Darby Overseas Investments is supporting a Polish firm’s plans to exploit growing demand for its products from the bio-diesel industry.

Darby Overseas Investments, the private equity arm of Franklin Templeton Investments, has committed a €16.4 million mezzanine loan to Zaklady Tluszczowe Bodaczow (ZTB), the fifth-largest producer of vegetable oils and edible fats in Poland.

Until recently, the firm focused on the market for consumer food products, but it is now also serving the growing bio-diesel industry. The loan from Darby will help ZTB finance a new high capacity production line for rapeseed oil, in the process making it a key supplier to producers of rapeseed methyl esters, the primary additive to diesel fuel.

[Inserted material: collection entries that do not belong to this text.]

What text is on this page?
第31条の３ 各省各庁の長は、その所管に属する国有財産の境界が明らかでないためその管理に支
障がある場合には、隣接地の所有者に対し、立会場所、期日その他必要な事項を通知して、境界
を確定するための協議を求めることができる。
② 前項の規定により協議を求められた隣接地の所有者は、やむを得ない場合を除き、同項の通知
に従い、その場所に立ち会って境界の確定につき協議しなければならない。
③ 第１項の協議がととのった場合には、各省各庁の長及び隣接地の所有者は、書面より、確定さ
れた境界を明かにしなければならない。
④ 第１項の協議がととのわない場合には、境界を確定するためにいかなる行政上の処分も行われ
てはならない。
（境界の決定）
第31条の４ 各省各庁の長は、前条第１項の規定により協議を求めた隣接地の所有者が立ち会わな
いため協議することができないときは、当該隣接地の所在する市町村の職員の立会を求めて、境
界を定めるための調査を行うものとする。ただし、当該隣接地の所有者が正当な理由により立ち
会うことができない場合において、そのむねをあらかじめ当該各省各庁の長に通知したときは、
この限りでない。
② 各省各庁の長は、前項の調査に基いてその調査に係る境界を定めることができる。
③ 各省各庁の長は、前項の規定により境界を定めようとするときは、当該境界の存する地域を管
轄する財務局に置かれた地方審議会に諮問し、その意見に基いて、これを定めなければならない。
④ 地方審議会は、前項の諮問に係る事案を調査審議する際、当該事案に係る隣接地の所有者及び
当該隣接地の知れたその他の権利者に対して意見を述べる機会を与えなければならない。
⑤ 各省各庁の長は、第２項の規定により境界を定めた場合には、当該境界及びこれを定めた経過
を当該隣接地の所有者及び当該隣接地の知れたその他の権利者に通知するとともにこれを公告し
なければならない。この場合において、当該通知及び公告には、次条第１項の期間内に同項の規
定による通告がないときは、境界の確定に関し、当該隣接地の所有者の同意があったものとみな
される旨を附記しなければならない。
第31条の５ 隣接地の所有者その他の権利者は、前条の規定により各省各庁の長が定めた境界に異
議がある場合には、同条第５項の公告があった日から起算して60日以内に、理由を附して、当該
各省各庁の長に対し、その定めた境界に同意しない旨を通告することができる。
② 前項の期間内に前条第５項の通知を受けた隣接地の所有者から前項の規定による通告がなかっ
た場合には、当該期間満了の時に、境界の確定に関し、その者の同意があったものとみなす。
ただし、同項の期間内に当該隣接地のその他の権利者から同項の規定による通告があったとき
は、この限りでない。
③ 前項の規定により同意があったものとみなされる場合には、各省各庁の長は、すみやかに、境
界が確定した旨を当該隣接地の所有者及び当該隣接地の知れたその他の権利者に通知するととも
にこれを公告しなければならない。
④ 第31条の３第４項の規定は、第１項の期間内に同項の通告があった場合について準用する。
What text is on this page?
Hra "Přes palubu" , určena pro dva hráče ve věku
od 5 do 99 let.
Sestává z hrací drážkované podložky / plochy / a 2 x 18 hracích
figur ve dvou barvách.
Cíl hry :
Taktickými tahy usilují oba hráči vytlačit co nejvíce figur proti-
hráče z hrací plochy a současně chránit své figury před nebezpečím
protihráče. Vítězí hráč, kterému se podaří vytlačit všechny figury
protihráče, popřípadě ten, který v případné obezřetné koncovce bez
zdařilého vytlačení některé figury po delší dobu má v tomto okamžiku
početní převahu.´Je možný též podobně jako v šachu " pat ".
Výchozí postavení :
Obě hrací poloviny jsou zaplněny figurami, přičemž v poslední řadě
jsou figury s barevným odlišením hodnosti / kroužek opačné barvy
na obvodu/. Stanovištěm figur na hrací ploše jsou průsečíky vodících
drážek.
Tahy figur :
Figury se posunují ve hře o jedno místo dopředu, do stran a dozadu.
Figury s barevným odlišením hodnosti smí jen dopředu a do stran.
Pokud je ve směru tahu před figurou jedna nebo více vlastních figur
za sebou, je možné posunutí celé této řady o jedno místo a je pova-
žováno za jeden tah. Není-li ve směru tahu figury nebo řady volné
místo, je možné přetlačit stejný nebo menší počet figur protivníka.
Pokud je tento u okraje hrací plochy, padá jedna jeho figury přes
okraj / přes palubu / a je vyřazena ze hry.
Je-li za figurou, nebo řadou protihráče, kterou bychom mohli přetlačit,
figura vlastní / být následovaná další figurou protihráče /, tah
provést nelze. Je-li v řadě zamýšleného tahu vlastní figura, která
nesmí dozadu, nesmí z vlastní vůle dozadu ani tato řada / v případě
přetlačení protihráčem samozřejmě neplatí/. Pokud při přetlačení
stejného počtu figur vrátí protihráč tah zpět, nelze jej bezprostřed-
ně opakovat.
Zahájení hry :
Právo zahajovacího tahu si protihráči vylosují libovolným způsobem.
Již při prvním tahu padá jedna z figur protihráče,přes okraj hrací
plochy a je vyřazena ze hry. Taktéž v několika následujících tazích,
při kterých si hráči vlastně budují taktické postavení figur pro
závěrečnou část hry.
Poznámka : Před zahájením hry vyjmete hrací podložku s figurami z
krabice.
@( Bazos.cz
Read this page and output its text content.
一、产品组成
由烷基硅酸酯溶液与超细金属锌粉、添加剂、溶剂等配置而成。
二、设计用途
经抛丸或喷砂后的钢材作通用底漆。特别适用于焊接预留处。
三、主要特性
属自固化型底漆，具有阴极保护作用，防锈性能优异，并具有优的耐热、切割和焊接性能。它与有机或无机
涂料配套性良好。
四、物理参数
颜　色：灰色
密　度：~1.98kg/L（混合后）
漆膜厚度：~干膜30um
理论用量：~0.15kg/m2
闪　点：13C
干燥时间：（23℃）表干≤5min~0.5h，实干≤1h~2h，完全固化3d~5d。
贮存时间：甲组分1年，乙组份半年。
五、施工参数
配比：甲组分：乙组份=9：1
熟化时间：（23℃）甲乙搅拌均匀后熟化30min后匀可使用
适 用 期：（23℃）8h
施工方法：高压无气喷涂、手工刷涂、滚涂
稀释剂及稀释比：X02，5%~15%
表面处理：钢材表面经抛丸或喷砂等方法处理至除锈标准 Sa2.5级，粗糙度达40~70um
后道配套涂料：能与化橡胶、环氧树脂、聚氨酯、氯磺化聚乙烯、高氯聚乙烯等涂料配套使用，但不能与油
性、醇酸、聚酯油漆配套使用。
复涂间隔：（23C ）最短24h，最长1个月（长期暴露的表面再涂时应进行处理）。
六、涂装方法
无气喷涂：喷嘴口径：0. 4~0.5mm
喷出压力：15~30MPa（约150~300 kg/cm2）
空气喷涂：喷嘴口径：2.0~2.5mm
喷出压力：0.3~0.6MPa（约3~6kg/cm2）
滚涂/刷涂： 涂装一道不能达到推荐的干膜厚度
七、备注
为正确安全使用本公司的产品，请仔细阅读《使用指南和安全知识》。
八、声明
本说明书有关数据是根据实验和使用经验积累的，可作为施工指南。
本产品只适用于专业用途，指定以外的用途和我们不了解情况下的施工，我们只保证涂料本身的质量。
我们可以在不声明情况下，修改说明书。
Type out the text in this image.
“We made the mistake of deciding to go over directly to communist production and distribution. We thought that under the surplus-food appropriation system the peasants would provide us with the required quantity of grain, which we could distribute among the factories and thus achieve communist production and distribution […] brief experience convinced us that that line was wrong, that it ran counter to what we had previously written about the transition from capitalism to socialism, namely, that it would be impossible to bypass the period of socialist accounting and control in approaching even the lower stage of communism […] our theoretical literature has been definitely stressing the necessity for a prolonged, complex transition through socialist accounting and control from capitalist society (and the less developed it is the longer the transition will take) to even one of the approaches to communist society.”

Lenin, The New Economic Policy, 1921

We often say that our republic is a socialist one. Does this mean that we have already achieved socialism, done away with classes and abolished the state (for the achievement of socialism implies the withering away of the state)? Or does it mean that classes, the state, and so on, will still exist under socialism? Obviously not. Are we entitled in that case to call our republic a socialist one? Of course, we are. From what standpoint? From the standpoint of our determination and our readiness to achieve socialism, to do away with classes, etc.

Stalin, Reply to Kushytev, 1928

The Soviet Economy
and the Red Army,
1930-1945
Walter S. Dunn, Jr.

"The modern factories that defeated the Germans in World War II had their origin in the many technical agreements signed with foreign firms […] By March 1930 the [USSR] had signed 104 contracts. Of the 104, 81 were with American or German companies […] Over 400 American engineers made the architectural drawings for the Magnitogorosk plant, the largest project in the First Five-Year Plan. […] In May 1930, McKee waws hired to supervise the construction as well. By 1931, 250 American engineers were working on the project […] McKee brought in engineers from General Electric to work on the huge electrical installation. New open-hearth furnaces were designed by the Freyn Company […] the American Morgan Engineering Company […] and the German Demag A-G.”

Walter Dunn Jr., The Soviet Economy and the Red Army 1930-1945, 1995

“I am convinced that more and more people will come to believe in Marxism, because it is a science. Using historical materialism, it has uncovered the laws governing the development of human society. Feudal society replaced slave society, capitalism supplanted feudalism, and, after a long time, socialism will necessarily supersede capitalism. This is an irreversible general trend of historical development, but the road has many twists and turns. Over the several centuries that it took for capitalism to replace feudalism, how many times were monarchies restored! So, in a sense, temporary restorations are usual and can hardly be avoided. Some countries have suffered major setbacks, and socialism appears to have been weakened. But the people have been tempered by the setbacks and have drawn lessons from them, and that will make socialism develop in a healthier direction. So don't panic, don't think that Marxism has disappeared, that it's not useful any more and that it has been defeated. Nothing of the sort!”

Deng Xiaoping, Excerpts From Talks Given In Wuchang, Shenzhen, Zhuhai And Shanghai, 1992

In a statement, Darby senior managing director Robert Graffham said: “The company is very well placed to capitalise on the increasing market demand for rapeseed oil arising from the EU directive promoting the use of bio-fuels.”

The directive referred to by Graffham set targets for member states to increase the use of bio-fuels in relation to petroleum-based fuels. Despite some disagreement surrounding the environmental advantages of bio-diesel, it is generally considered less polluting than petroleum.

Following the investment in ZTB, the Darby Converging Europe Mezzanine Fund has invested €102 million of its €248 million total capital. Formed in 1984, Darby started investing in Latin America and then Asia before more recently turning its attention to Central and Eastern Europe.